Stripe reaches 2,000-worker milestone, expands in Europe

Stripe, the $23bn Silicon Valley-headquartered payments giant founded by Irish brothers Patrick and John Collison, has revealed that it has expanded into eight new countries across Europe and has hit the 2,000-employee milestone.

The expansion is being driven from Stripe’s Dublin office in The One Building near Silicon Docks, which is the company’s fastest-growing office and its first international engineering hub.

The company also announced a new senior leader Eileen O’Mara who will join the company as EMEA Revenue and Growth lead. Prior to Stripe O’Mara served as a senior vice-president and was chief marketing officer of Salesforce.

“Central and Eastern Europe has a lot of entrepreneurial and technological talent, and we believe even more of its companies could be expanding globally”

Coinciding with the expansion Stripe has revealed two new products to be launched in the US: Stripe Capital, an easier way for businesses running on Stripe to access the funds they need; and the Stripe Corporate Card, a corporate card to help businesses manage their employees’ corporate spending.

Going for growth

Two young men using electronic devices.

John and Patrick Collison at their San Francisco headquarters. Image: Stripe

Stripe said it is expanding in eight new markets in Europe including Poland, Estonia, Latvia, Lithuania, Slovakia, Slovenia, Greece and Portugal. Starting immediately businesses in these countries can start accepting payments in over 130 currencies in less than 10 minutes.

In addition to accepting payments, companies can use Stripe to handle accounting, billing, paying out to third parties and optimizing for mobile payments—all from one centralised dashboard. Stripe users also get access to mobile wallets such as Apple Pay and Google Pay.

It is a pointed move that speaks volumes for the company’s ambitions.

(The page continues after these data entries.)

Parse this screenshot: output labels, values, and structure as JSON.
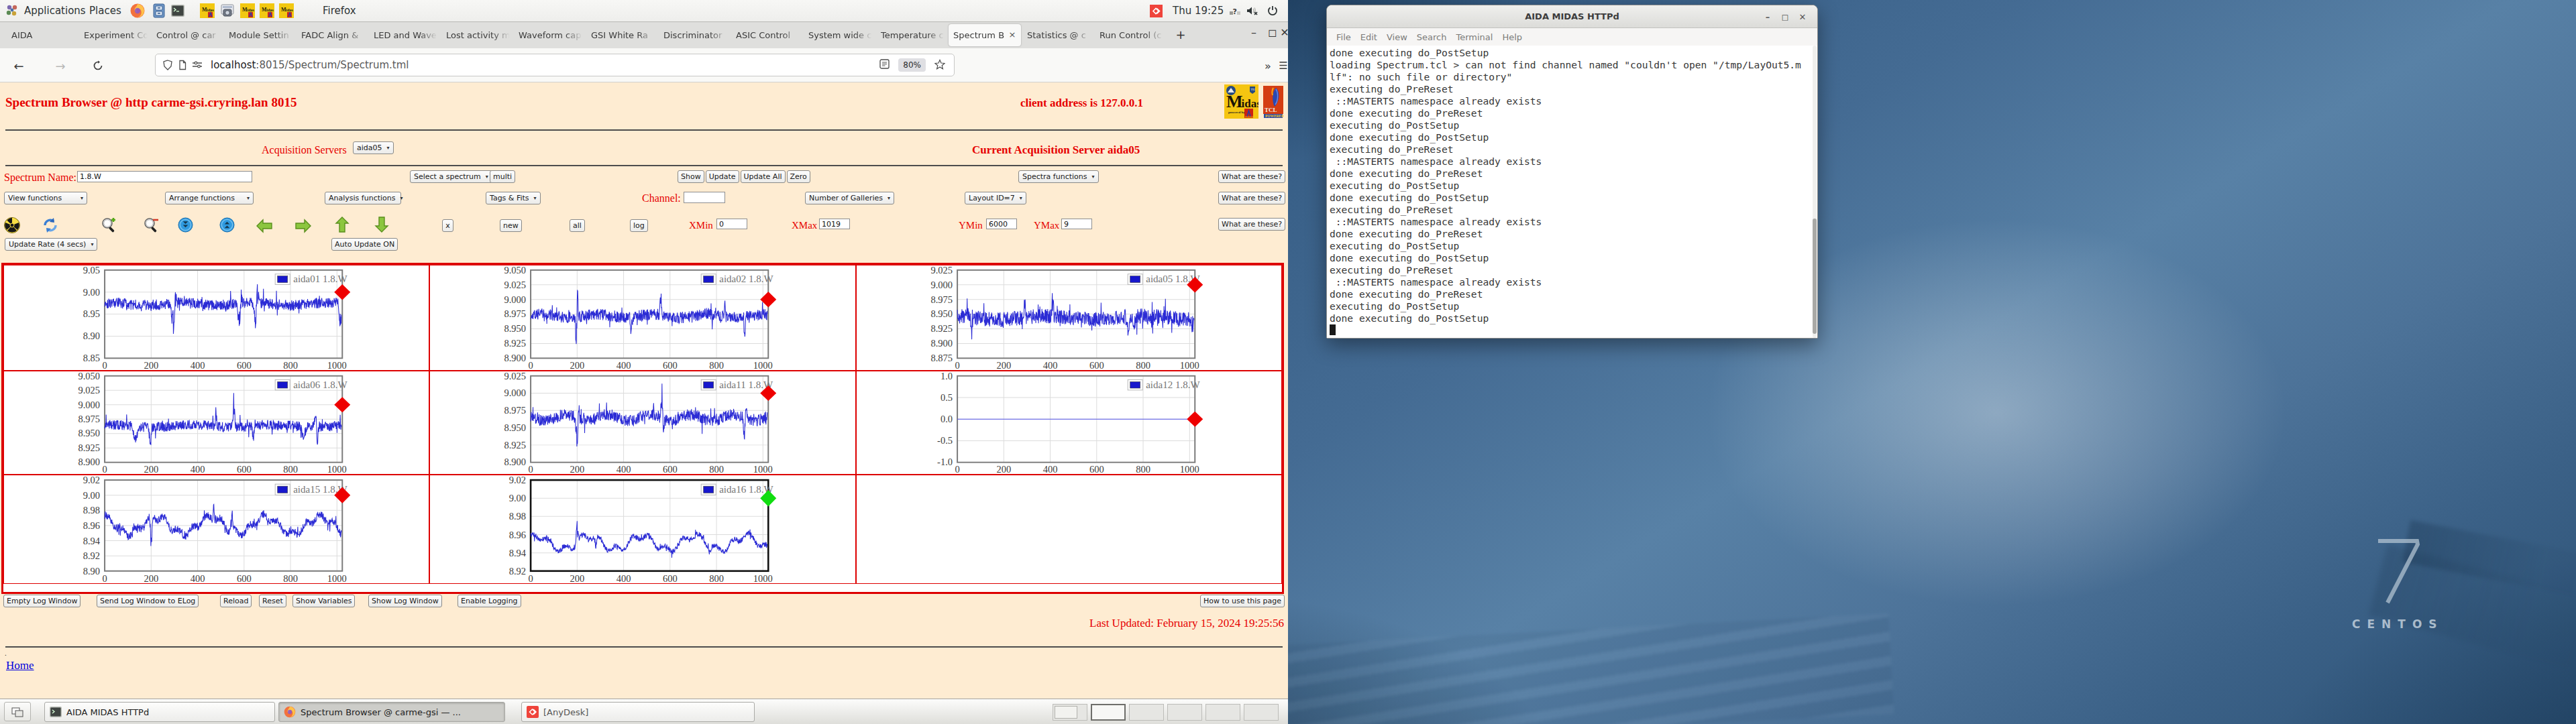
{
  "desktop": {
    "panel": {
      "menus": [
        "Applications",
        "Places"
      ],
      "launchers": [
        "firefox",
        "files",
        "terminal",
        "midas",
        "screenshot",
        "midas",
        "midas",
        "midas"
      ],
      "active_app": "Firefox",
      "clock": "Thu 19:25",
      "tray": [
        "anydesk",
        "keyboard-indicator",
        "volume-muted",
        "power"
      ]
    },
    "taskbar": {
      "tasks": [
        {
          "icon": "terminal",
          "label": "AIDA MIDAS HTTPd",
          "active": false
        },
        {
          "icon": "firefox",
          "label": "Spectrum Browser @ carme-gsi — ...",
          "active": true
        },
        {
          "icon": "anydesk",
          "label": "[AnyDesk]",
          "active": false
        }
      ],
      "workspaces": 6,
      "active_workspace": 2
    }
  },
  "browser": {
    "tabs": [
      {
        "label": "AIDA"
      },
      {
        "label": "Experiment Co"
      },
      {
        "label": "Control @ car"
      },
      {
        "label": "Module Settin"
      },
      {
        "label": "FADC Align &"
      },
      {
        "label": "LED and Wave"
      },
      {
        "label": "Lost activity m"
      },
      {
        "label": "Waveform cap"
      },
      {
        "label": "GSI White Ra"
      },
      {
        "label": "Discriminator"
      },
      {
        "label": "ASIC Control"
      },
      {
        "label": "System wide c"
      },
      {
        "label": "Temperature c"
      },
      {
        "label": "Spectrum B",
        "active": true
      },
      {
        "label": "Statistics @ c"
      },
      {
        "label": "Run Control (c"
      }
    ],
    "tab_close_glyph": "×",
    "new_tab_button": "+",
    "window_buttons": {
      "minimize": "–",
      "restore": "◻",
      "close": "✕"
    },
    "nav": {
      "back": "←",
      "forward": "→",
      "overflow": "»",
      "menu": "☰"
    },
    "url_host": "localhost",
    "url_rest": ":8015/Spectrum/Spectrum.tml",
    "zoom": "80%"
  },
  "page": {
    "title": "Spectrum Browser @ http carme-gsi.cryring.lan 8015",
    "client": "client address is 127.0.0.1",
    "acquisition_label": "Acquisition Servers",
    "acquisition_value": "aida05",
    "current_server": "Current Acquisition Server aida05",
    "spectrum_name_label": "Spectrum Name:",
    "spectrum_name_value": "1.8.W",
    "select_spectrum": "Select a spectrum",
    "multi": "multi",
    "show": "Show",
    "update": "Update",
    "update_all": "Update All",
    "zero": "Zero",
    "spectra_functions": "Spectra functions",
    "what_are_these": "What are these?",
    "view_functions": "View functions",
    "arrange_functions": "Arrange functions",
    "analysis_functions": "Analysis functions",
    "tags_fits": "Tags & Fits",
    "channel_label": "Channel:",
    "channel_value": "",
    "galleries": "Number of Galleries",
    "layout": "Layout ID=7",
    "icon_names": [
      "radioactive-icon",
      "refresh-icon",
      "zoom-in-icon",
      "zoom-out-icon",
      "collapse-icon",
      "expand-icon",
      "arrow-left-icon",
      "arrow-right-icon",
      "arrow-up-icon",
      "arrow-down-icon"
    ],
    "x_button": "x",
    "new_button": "new",
    "all_button": "all",
    "log_button": "log",
    "xmin_label": "XMin",
    "xmin": "0",
    "xmax_label": "XMax",
    "xmax": "1019",
    "ymin_label": "YMin",
    "ymin": "6000",
    "ymax_label": "YMax",
    "ymax": "9",
    "update_rate": "Update Rate (4 secs)",
    "auto_update": "Auto Update ON",
    "footer_buttons": [
      "Empty Log Window",
      "Send Log Window to ELog",
      "Reload",
      "Reset",
      "Show Variables",
      "Show Log Window",
      "Enable Logging"
    ],
    "how_to": "How to use this page",
    "last_updated": "Last Updated: February 15, 2024 19:25:56",
    "home": "Home",
    "logos": {
      "midas": "Midas",
      "midas_sub": "powered by",
      "tcl": "TCL",
      "tcl_sub": "POWERED"
    }
  },
  "chart_data": [
    {
      "type": "line",
      "legend": "aida01 1.8.W",
      "ylim": [
        8.85,
        9.05
      ],
      "yticks": [
        "8.85",
        "8.90",
        "8.95",
        "9.00",
        "9.05"
      ],
      "xticks": [
        0,
        200,
        400,
        600,
        800,
        1000
      ],
      "xmax": 1019,
      "marker": {
        "value": 9.0,
        "color": "#ee0000"
      },
      "line_color": "#2b2bd5",
      "mean": 8.973,
      "noise": 0.0125,
      "wave": {
        "amp": 0.003,
        "period": 310,
        "phase": 1.2
      },
      "spikes": [
        {
          "x": 297,
          "v": 8.897,
          "w": 16
        },
        {
          "x": 306,
          "v": 9.039,
          "w": 7
        },
        {
          "x": 580,
          "v": 8.907,
          "w": 12
        },
        {
          "x": 588,
          "v": 9.028,
          "w": 6
        },
        {
          "x": 650,
          "v": 8.912,
          "w": 14
        },
        {
          "x": 658,
          "v": 9.034,
          "w": 7
        },
        {
          "x": 1014,
          "v": 8.898,
          "w": 9
        }
      ],
      "seed": 101
    },
    {
      "type": "line",
      "legend": "aida02 1.8.W",
      "ylim": [
        8.9,
        9.05
      ],
      "yticks": [
        "8.900",
        "8.925",
        "8.950",
        "8.975",
        "9.000",
        "9.025",
        "9.050"
      ],
      "xticks": [
        0,
        200,
        400,
        600,
        800,
        1000
      ],
      "xmax": 1019,
      "marker": {
        "value": 9.0,
        "color": "#ee0000"
      },
      "line_color": "#2b2bd5",
      "mean": 8.972,
      "noise": 0.0095,
      "wave": {
        "amp": 0.003,
        "period": 240,
        "phase": 0.4
      },
      "spikes": [
        {
          "x": 196,
          "v": 8.908,
          "w": 8
        },
        {
          "x": 202,
          "v": 9.029,
          "w": 5
        },
        {
          "x": 560,
          "v": 9.026,
          "w": 6
        },
        {
          "x": 433,
          "v": 8.933,
          "w": 7
        },
        {
          "x": 836,
          "v": 9.009,
          "w": 5
        },
        {
          "x": 922,
          "v": 8.921,
          "w": 7
        }
      ],
      "seed": 202
    },
    {
      "type": "line",
      "legend": "aida05 1.8.W",
      "ylim": [
        8.875,
        9.025
      ],
      "yticks": [
        "8.875",
        "8.900",
        "8.925",
        "8.950",
        "8.975",
        "9.000",
        "9.025"
      ],
      "xticks": [
        0,
        200,
        400,
        600,
        800,
        1000
      ],
      "xmax": 1019,
      "marker": {
        "value": 9.0,
        "color": "#ee0000"
      },
      "line_color": "#2b2bd5",
      "mean": 8.944,
      "noise": 0.0125,
      "wave": {
        "amp": 0.003,
        "period": 420,
        "phase": 2.1
      },
      "spikes": [
        {
          "x": 62,
          "v": 8.899,
          "w": 7
        },
        {
          "x": 291,
          "v": 9.007,
          "w": 5
        },
        {
          "x": 411,
          "v": 9.018,
          "w": 5
        },
        {
          "x": 735,
          "v": 8.909,
          "w": 12
        },
        {
          "x": 762,
          "v": 8.911,
          "w": 10
        }
      ],
      "seed": 303
    },
    {
      "type": "line",
      "legend": "aida06 1.8.W",
      "ylim": [
        8.9,
        9.05
      ],
      "yticks": [
        "8.900",
        "8.925",
        "8.950",
        "8.975",
        "9.000",
        "9.025",
        "9.050"
      ],
      "xticks": [
        0,
        200,
        400,
        600,
        800,
        1000
      ],
      "xmax": 1019,
      "marker": {
        "value": 9.0,
        "color": "#ee0000"
      },
      "line_color": "#2b2bd5",
      "mean": 8.963,
      "noise": 0.0085,
      "wave": {
        "amp": 0.002,
        "period": 350,
        "phase": 0.9
      },
      "spikes": [
        {
          "x": 132,
          "v": 8.928,
          "w": 18
        },
        {
          "x": 196,
          "v": 8.909,
          "w": 8
        },
        {
          "x": 480,
          "v": 9.004,
          "w": 5
        },
        {
          "x": 556,
          "v": 9.028,
          "w": 7
        },
        {
          "x": 640,
          "v": 8.931,
          "w": 8
        },
        {
          "x": 856,
          "v": 8.926,
          "w": 14
        },
        {
          "x": 906,
          "v": 9.004,
          "w": 8
        },
        {
          "x": 916,
          "v": 8.917,
          "w": 5
        }
      ],
      "seed": 404
    },
    {
      "type": "line",
      "legend": "aida11 1.8.W",
      "ylim": [
        8.9,
        9.025
      ],
      "yticks": [
        "8.900",
        "8.925",
        "8.950",
        "8.975",
        "9.000",
        "9.025"
      ],
      "xticks": [
        0,
        200,
        400,
        600,
        800,
        1000
      ],
      "xmax": 1019,
      "marker": {
        "value": 9.0,
        "color": "#ee0000"
      },
      "line_color": "#2b2bd5",
      "mean": 8.9645,
      "noise": 0.0085,
      "wave": {
        "amp": 0.0045,
        "period": 180,
        "phase": 2.6
      },
      "spikes": [
        {
          "x": 200,
          "v": 8.918,
          "w": 12
        },
        {
          "x": 207,
          "v": 9.007,
          "w": 5
        },
        {
          "x": 565,
          "v": 9.02,
          "w": 7
        },
        {
          "x": 572,
          "v": 8.929,
          "w": 5
        },
        {
          "x": 921,
          "v": 8.917,
          "w": 8
        },
        {
          "x": 927,
          "v": 8.999,
          "w": 5
        }
      ],
      "seed": 505
    },
    {
      "type": "line",
      "legend": "aida12 1.8.W",
      "ylim": [
        -1,
        1
      ],
      "yticks": [
        "-1.0",
        "-0.5",
        "0.0",
        "0.5",
        "1.0"
      ],
      "xticks": [
        0,
        200,
        400,
        600,
        800,
        1000
      ],
      "xmax": 1019,
      "marker": {
        "value": 0.0,
        "color": "#ee0000"
      },
      "line_color": "#5555e8",
      "flat": 0.0
    },
    {
      "type": "line",
      "legend": "aida15 1.8.W",
      "ylim": [
        8.9,
        9.02
      ],
      "yticks": [
        "8.90",
        "8.92",
        "8.94",
        "8.96",
        "8.98",
        "9.00",
        "9.02"
      ],
      "xticks": [
        0,
        200,
        400,
        600,
        800,
        1000
      ],
      "xmax": 1019,
      "marker": {
        "value": 9.0,
        "color": "#ee0000"
      },
      "line_color": "#2b2bd5",
      "mean": 8.9605,
      "noise": 0.005,
      "wave": {
        "amp": 0.0105,
        "period": 235,
        "phase": 1.9
      },
      "wave2": {
        "amp": 0.004,
        "period": 61,
        "phase": 0.3
      },
      "spikes": [
        {
          "x": 200,
          "v": 8.911,
          "w": 7
        },
        {
          "x": 470,
          "v": 8.998,
          "w": 5
        },
        {
          "x": 547,
          "v": 8.999,
          "w": 6
        }
      ],
      "seed": 707
    },
    {
      "type": "line",
      "legend": "aida16 1.8.W",
      "ylim": [
        8.92,
        9.02
      ],
      "yticks": [
        "8.92",
        "8.94",
        "8.96",
        "8.98",
        "9.00",
        "9.02"
      ],
      "xticks": [
        0,
        200,
        400,
        600,
        800,
        1000
      ],
      "xmax": 1019,
      "marker": {
        "value": 9.0,
        "color": "#10dd10"
      },
      "line_color": "#2b2bd5",
      "frame_color": "#111111",
      "selected": true,
      "mean": 8.951,
      "noise": 0.0028,
      "wave": {
        "amp": 0.0075,
        "period": 225,
        "phase": 0.8
      },
      "wave2": {
        "amp": 0.0035,
        "period": 72,
        "phase": 1.1
      },
      "spikes": [
        {
          "x": 200,
          "v": 8.977,
          "w": 9
        },
        {
          "x": 280,
          "v": 8.935,
          "w": 7
        },
        {
          "x": 772,
          "v": 8.934,
          "w": 9
        }
      ],
      "seed": 808
    },
    null
  ],
  "terminal": {
    "title": "AIDA MIDAS HTTPd",
    "menu": [
      "File",
      "Edit",
      "View",
      "Search",
      "Terminal",
      "Help"
    ],
    "lines": [
      "done executing do_PostSetup",
      "loading Spectrum.tcl > can not find channel named \"couldn't open \"/tmp/LayOut5.m",
      "lf\": no such file or directory\"",
      "executing do_PreReset",
      " ::MASTERTS namespace already exists",
      "done executing do_PreReset",
      "executing do_PostSetup",
      "done executing do_PostSetup",
      "executing do_PreReset",
      " ::MASTERTS namespace already exists",
      "done executing do_PreReset",
      "executing do_PostSetup",
      "done executing do_PostSetup",
      "executing do_PreReset",
      " ::MASTERTS namespace already exists",
      "done executing do_PreReset",
      "executing do_PostSetup",
      "done executing do_PostSetup",
      "executing do_PreReset",
      " ::MASTERTS namespace already exists",
      "done executing do_PreReset",
      "executing do_PostSetup",
      "done executing do_PostSetup"
    ]
  },
  "wallpaper": {
    "big_glyph": "7",
    "brand": "CENTOS"
  }
}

Eastern Europe has one of the highest densities of software developers in the world, with 1.3 developers for every 100 people in the overall workforce.

GDP growth is higher than the EU average in most CEE (Central and East European) countries, and the online economy is thriving.

People at work in a modern tech office in Dublin.

Stripe offices in Dublin. Image: Stripe

“Central and Eastern Europe has a lot of entrepreneurial and technological talent, and we believe even more of its companies could be expanding globally,” says Felix Huber, Head of Central and Eastern Europe, Middle East, and Africa, at Stripe.

“Stripe aims to empower more companies from this region to export their creativity and ambition to the rest of the world.”

Since being founded in San Francisco by two Irish brothers, the company has confirmed that it has now grown to 2,000 employees serving more than 1m users globally.

The company was founded when CEO Patrick Collison was just 22 and his brother John was 19. Prior that the brothers who hail from Nenagh but as teenagers living in Limerick established a start-up in 2007 called Shuppa that later became known as Auctomatic. They sold Auctomatic for $5m when they were just 19 and 17 respectively.

A fundraising earlier this year valued Stripe at close to $23bn and the company is tipped for a potential IPO.